Large businesses with a pay bill of over £3m have been paying the Apprenticeship Levy since 2017. Some departments may have seen real benefits from investing in apprenticeships and have lots of positive success stories. But it isn’t always easy to communicate those benefits to senior leaders or to departments that aren’t using apprenticeships. 
 
A great way to raise the profile of apprenticeships and ensure you are getting value for money is to measure your Return on Investment or ROI. 
For example, investing in your staff and their training makes them more likely to stay with your business. This is a key issue for many Boards at the moment in the context of ‘The Great Resignation’. You can demonstrate that you are tackling this problem through your investment in apprenticeships. 
 
The areas you choose to focus on will depend on the objectives of your programmes. Employers can measure their financial Return on Investment across 3 broad areas: 
 
Employee retention 
Employee progression and succession planning 
Productivity 
 
You may also want to track softer measures, such as Employee Engagement. 
 
How to Measure your Return on Investment 
 
1. First collect your baseline date. 
 
a. For Employee retention this would be your turnover rate in the relevant roles 
 
b. For Employee progression and succession planning, you could capture the ratio of internal to external hires in the roles your apprentices are looking to progress to 
 
c. Productivity measures will vary greatly across different roles. For Sales Assistants in Retail a baseline measure could be Revenue per week. For a Procurement team you could measure the number of employees needed to manage £1m of spend. 
 
2. Periodically measure again. We recommend you collect data again at the midway point, at programme completion, and 1 year after completion. 
 
3. Convert the change into cash terms. For example, an improvement in retention directly reduces recruitment and training costs. 
 
4. The Return on Investment (ROI) is then calculated by assigning all the relevant costs to the programme. This includes money spent from the levy, and internal costs incurred that are over and above what you normally spend on this team, such as programme management or additional mentoring. 
 
ROI = Net Return on Investment (Cash Benefits) / Total Cost (Cash Invested) x 100% 
 
5. Don’t forget you may also want to capture soft benefits, that align with your corporate strategy. For example, employee morale, as evidenced by surveys, or increasing social mobility. 
 
6. Communicate the benefits. Your Board will appreciate seeing the benefit of apprenticeships in pounds and pence, and it might encourage new departments to utilise the levy budget. 
 
7. Refine your programme.
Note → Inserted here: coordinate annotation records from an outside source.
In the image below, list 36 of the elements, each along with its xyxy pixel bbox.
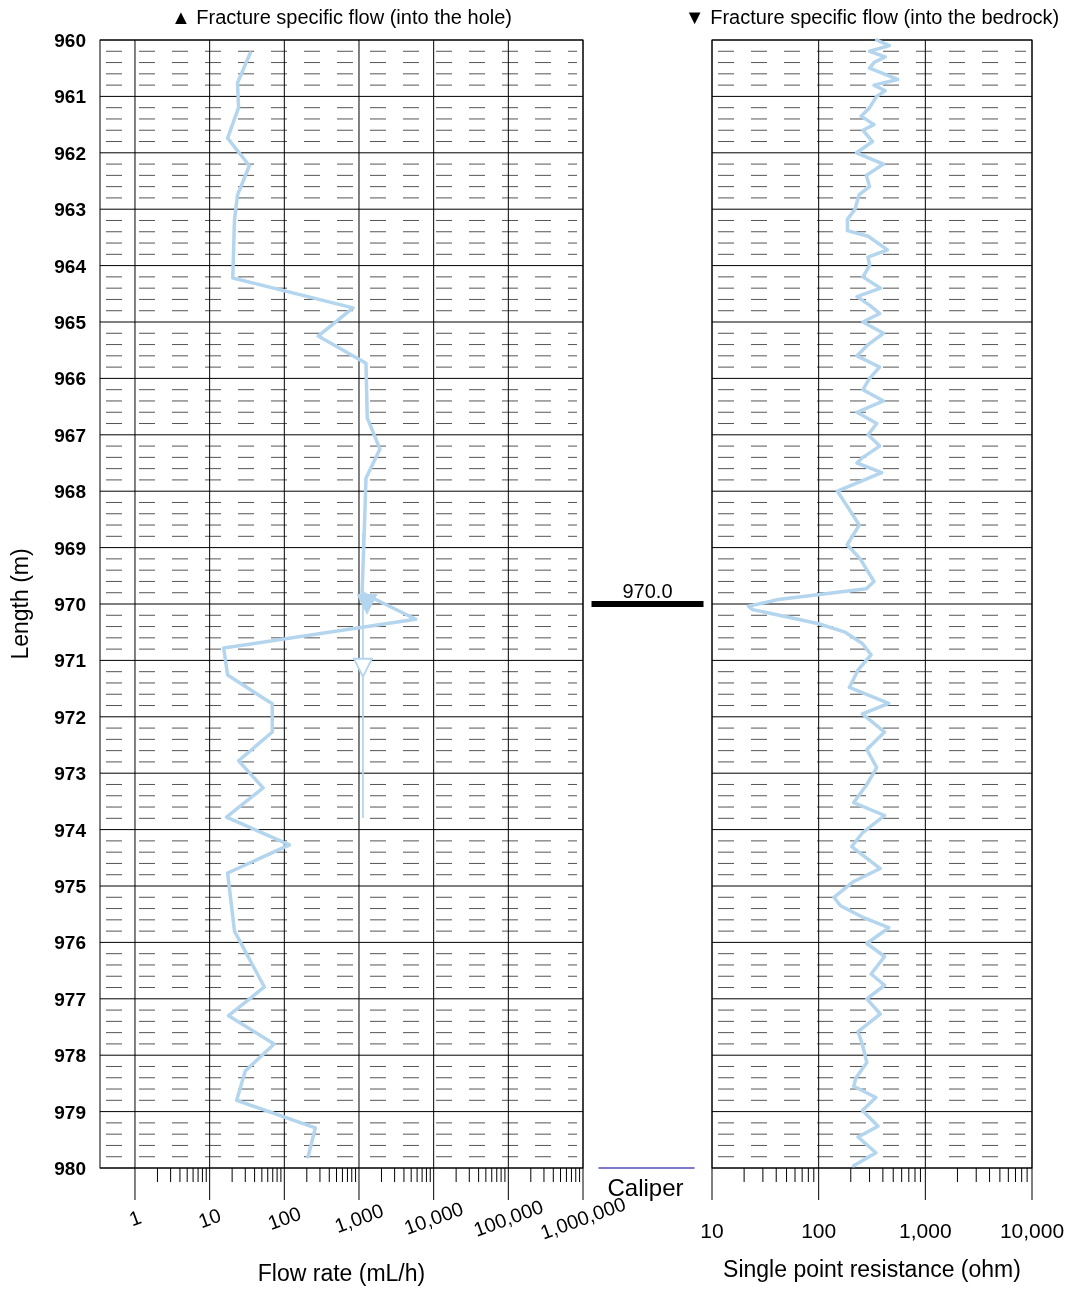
x-tick-label: 10 — [700, 1219, 724, 1242]
x-tick-label: 100 — [264, 1201, 304, 1235]
y-tick-label: 966 — [54, 368, 86, 390]
y-tick-label: 968 — [54, 481, 86, 503]
y-tick-label: 979 — [54, 1101, 86, 1123]
text: ▲ Fracture specific flow (into the hole) — [170, 6, 513, 28]
x-tick-label: 1,000 — [331, 1199, 387, 1237]
y-tick-label: 970 — [54, 594, 86, 615]
x-tick-label: 1,000 — [899, 1219, 952, 1242]
x-tick-label: 1 — [125, 1205, 144, 1231]
text: ▼ Fracture specific flow (into the bedrock) — [684, 6, 1060, 28]
x-tick-label: 10 — [195, 1203, 224, 1233]
y-tick-label: 965 — [54, 312, 87, 333]
x-axis-title: Flow rate (mL/h) — [257, 1260, 426, 1286]
y-axis-title: Length (m) — [7, 548, 33, 660]
y-tick-label: 976 — [54, 932, 86, 954]
x-tick-label: 10,000 — [999, 1219, 1065, 1242]
x-axis-title: Single point resistance (ohm) — [723, 1256, 1021, 1282]
x-tick-label: 10,000 — [401, 1197, 467, 1239]
y-tick-label: 967 — [54, 424, 86, 446]
y-tick-label: 980 — [54, 1158, 86, 1179]
y-tick-label: 974 — [54, 819, 87, 841]
y-tick-label: 969 — [54, 537, 86, 559]
y-tick-label: 972 — [54, 706, 86, 728]
y-tick-label: 962 — [54, 142, 86, 164]
y-tick-label: 977 — [54, 988, 86, 1010]
y-tick-label: 960 — [54, 30, 86, 51]
y-tick-label: 971 — [54, 650, 87, 672]
y-tick-label: 963 — [54, 199, 86, 221]
y-tick-label: 961 — [54, 86, 87, 108]
y-tick-label: 964 — [54, 255, 87, 277]
ref-line-label: 970.0 — [622, 580, 673, 602]
y-tick-label: 973 — [54, 763, 86, 785]
y-tick-label: 978 — [54, 1045, 86, 1067]
y-tick-label: 975 — [54, 876, 87, 897]
x-tick-label: 100 — [801, 1219, 837, 1242]
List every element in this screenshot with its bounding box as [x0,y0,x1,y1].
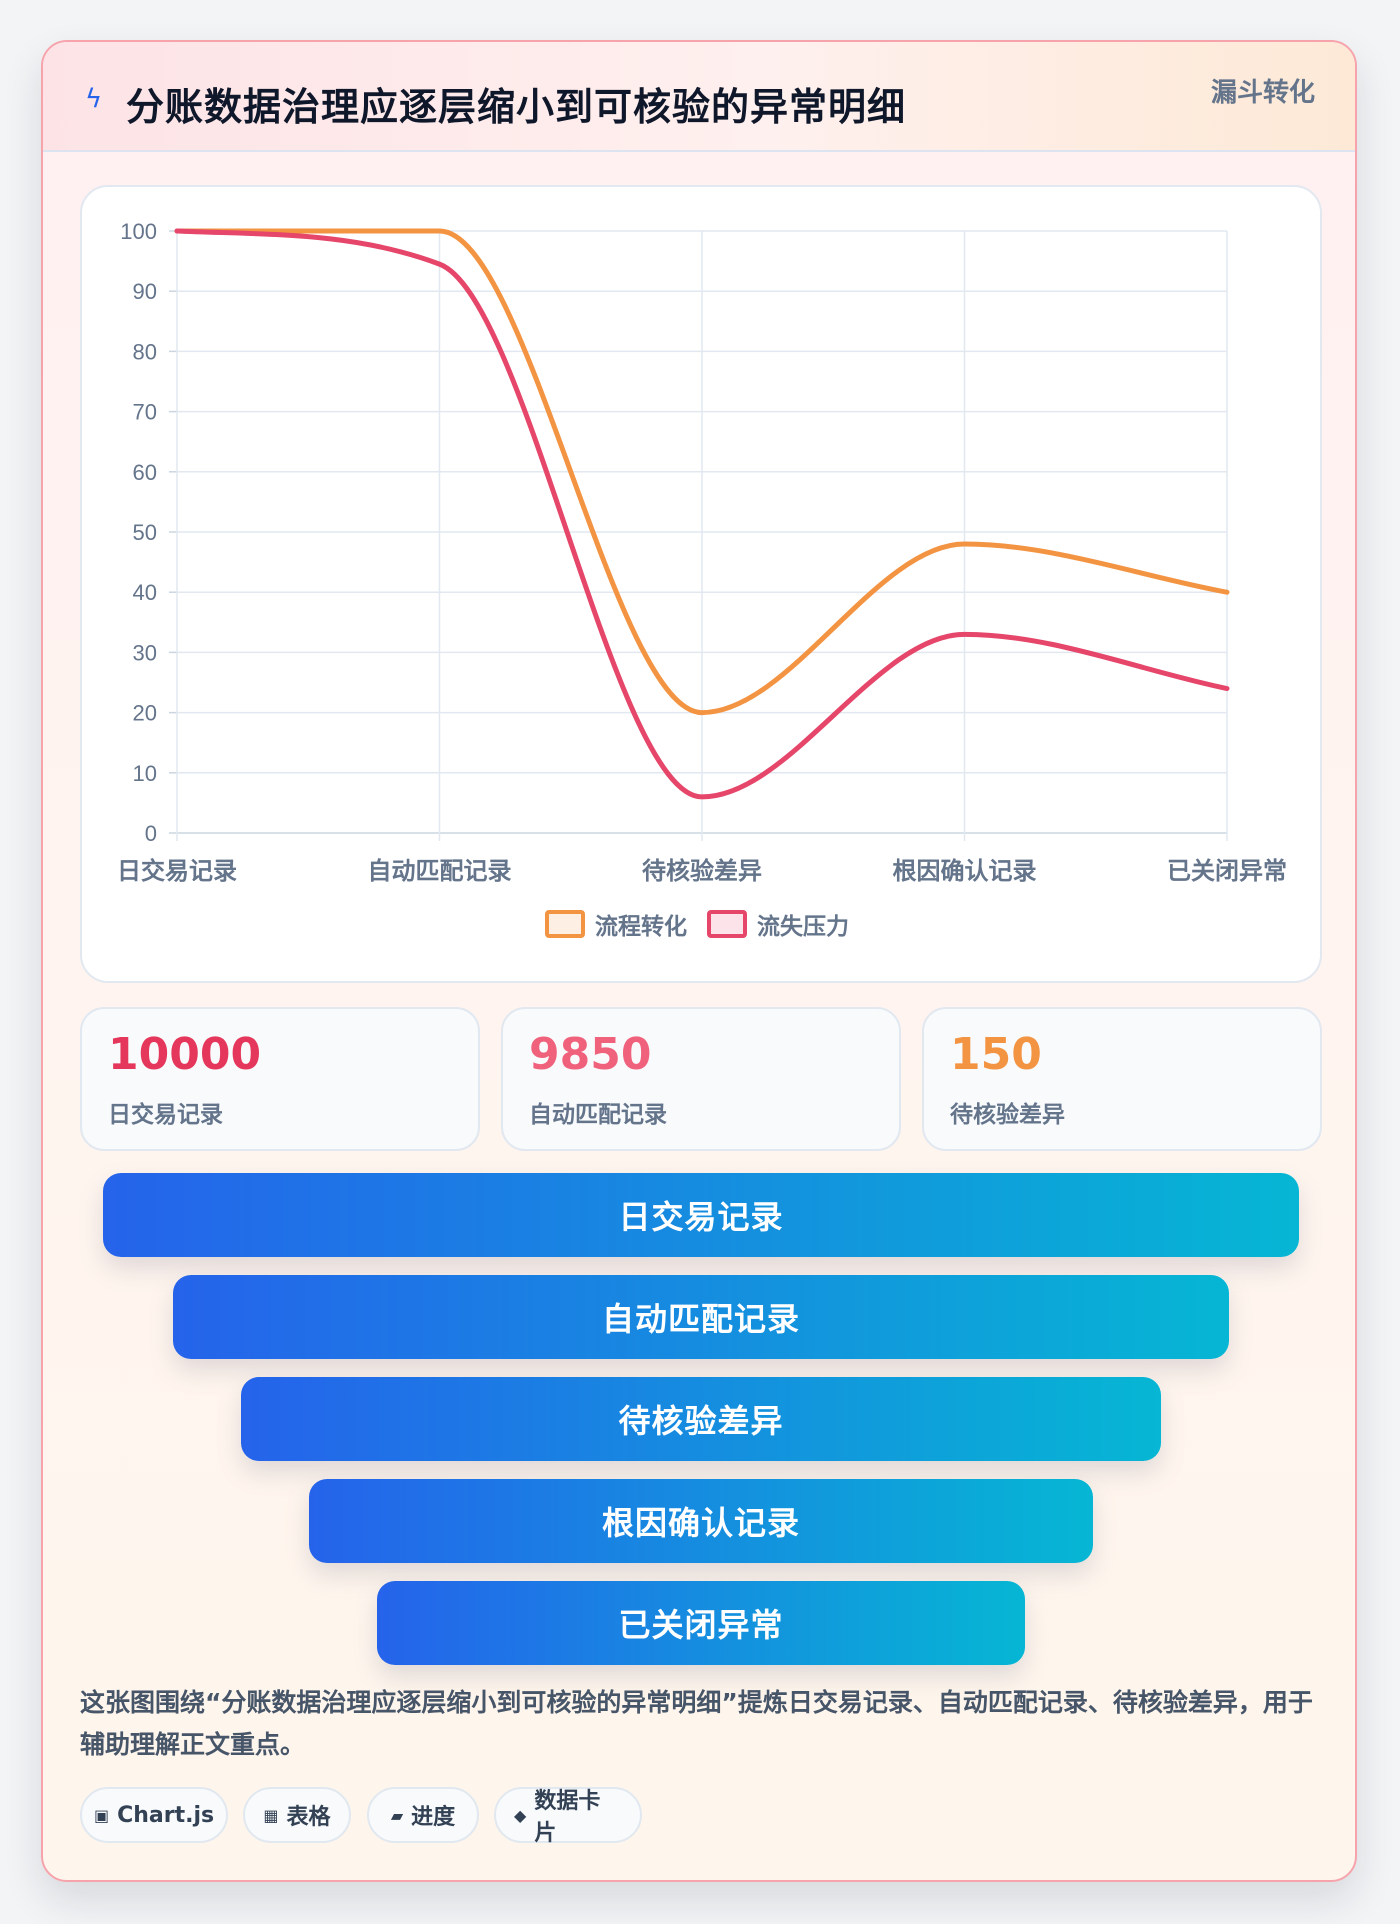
chip-label: 数据卡片 [534,1789,601,1846]
x-tick-label: 根因确认记录 [893,857,1037,885]
chip-chartjs: ▣ Chart.js [80,1787,228,1843]
funnel-stage-4: 根因确认记录 [309,1479,1093,1563]
y-tick-label: 50 [133,520,157,545]
x-tick-label: 自动匹配记录 [368,857,512,885]
chip-label: 表格 [286,1805,331,1830]
stat-value: 9850 [529,1029,652,1080]
chip-data-card: ◆ 数据卡片 [494,1787,642,1846]
table-icon: ▦ [263,1805,279,1825]
data-point [701,796,703,798]
card-header: ϟ 分账数据治理应逐层缩小到可核验的异常明细 漏斗转化 [43,42,1355,152]
y-tick-label: 30 [133,640,157,665]
chart-type-tag: 漏斗转化 [1210,78,1315,108]
series-line-2 [174,228,1230,800]
chip-progress: ▰ 进度 [367,1787,479,1843]
funnel-stage-3: 待核验差异 [241,1377,1161,1461]
y-tick-label: 60 [133,460,157,485]
legend-label: 流失压力 [757,913,849,940]
stat-card-auto-matched: 9850 自动匹配记录 [501,1007,901,1151]
x-tick-label: 已关闭异常 [1167,857,1287,885]
data-card-icon: ◆ [514,1805,527,1825]
funnel-stage-1: 日交易记录 [103,1173,1299,1257]
stat-card-daily-records: 10000 日交易记录 [80,1007,480,1151]
progress-icon: ▰ [390,1805,404,1825]
chip-label: 进度 [411,1805,456,1830]
line-chart-panel: 0 10 20 30 40 50 60 70 80 90 100 日交易记录 自动匹配记录 待核验差异 根因… [80,185,1322,983]
x-tick-label: 待核验差异 [642,857,762,885]
chart-icon: ▣ [93,1805,110,1825]
y-tick-label: 40 [133,580,157,605]
stat-label: 自动匹配记录 [529,1102,667,1128]
x-tick-label: 日交易记录 [117,857,237,885]
legend-label: 流程转化 [595,913,687,940]
content-card: ϟ 分账数据治理应逐层缩小到可核验的异常明细 漏斗转化 0 10 20 30 40 50 6… [41,40,1357,1882]
stat-label: 待核验差异 [950,1102,1065,1128]
data-point [439,263,440,265]
stat-value: 10000 [108,1029,262,1080]
legend-swatch [707,910,747,938]
data-point [1226,688,1228,690]
y-tick-label: 70 [133,400,157,425]
chart-description: 这张图围绕“分账数据治理应逐层缩小到可核验的异常明细”提炼日交易记录、自动匹配记… [80,1688,1313,1759]
legend-swatch [545,910,585,938]
lightning-icon: ϟ [85,84,103,114]
chip-table: ▦ 表格 [243,1787,351,1843]
stat-card-pending-diff: 150 待核验差异 [922,1007,1322,1151]
data-point [964,543,965,545]
y-tick-label: 0 [145,821,157,846]
y-tick-label: 100 [120,219,157,244]
y-tick-label: 20 [133,701,157,726]
data-point [1226,591,1228,593]
y-tick-label: 10 [133,761,157,786]
page-title: 分账数据治理应逐层缩小到可核验的异常明细 [126,85,907,129]
y-tick-label: 90 [133,279,157,304]
line-chart: 0 10 20 30 40 50 60 70 80 90 100 日交易记录 自动匹配记录 待核验差异 根因… [117,219,1287,940]
funnel-stage-5: 已关闭异常 [377,1581,1025,1665]
chip-label: Chart.js [117,1802,215,1828]
data-point [176,230,178,232]
data-point [439,230,440,232]
stat-label: 日交易记录 [108,1102,223,1128]
stat-value: 150 [950,1029,1042,1080]
data-point [964,633,965,635]
data-point [701,712,703,714]
series-line-1 [174,228,1230,716]
funnel-stage-2: 自动匹配记录 [173,1275,1229,1359]
y-tick-label: 80 [133,339,157,364]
Through this process you might identify ways to improve your apprenticeship offer or notice gaps that aren’t being served. For example, you may find that other departments are lagging behind on Employee Retention and could benefit from additional development opportunities. This exercise should provide focus to your apprenticeship strategy and ensure that your apprenticeships provide value to the business. 
 
Don’t forget that the apprenticeship levy has been in place since 2017. Therefore, many large employers now have 3-5 years of experience in using the levy. You may have the data available now to look back retrospectively on the value that you have created through apprenticeships.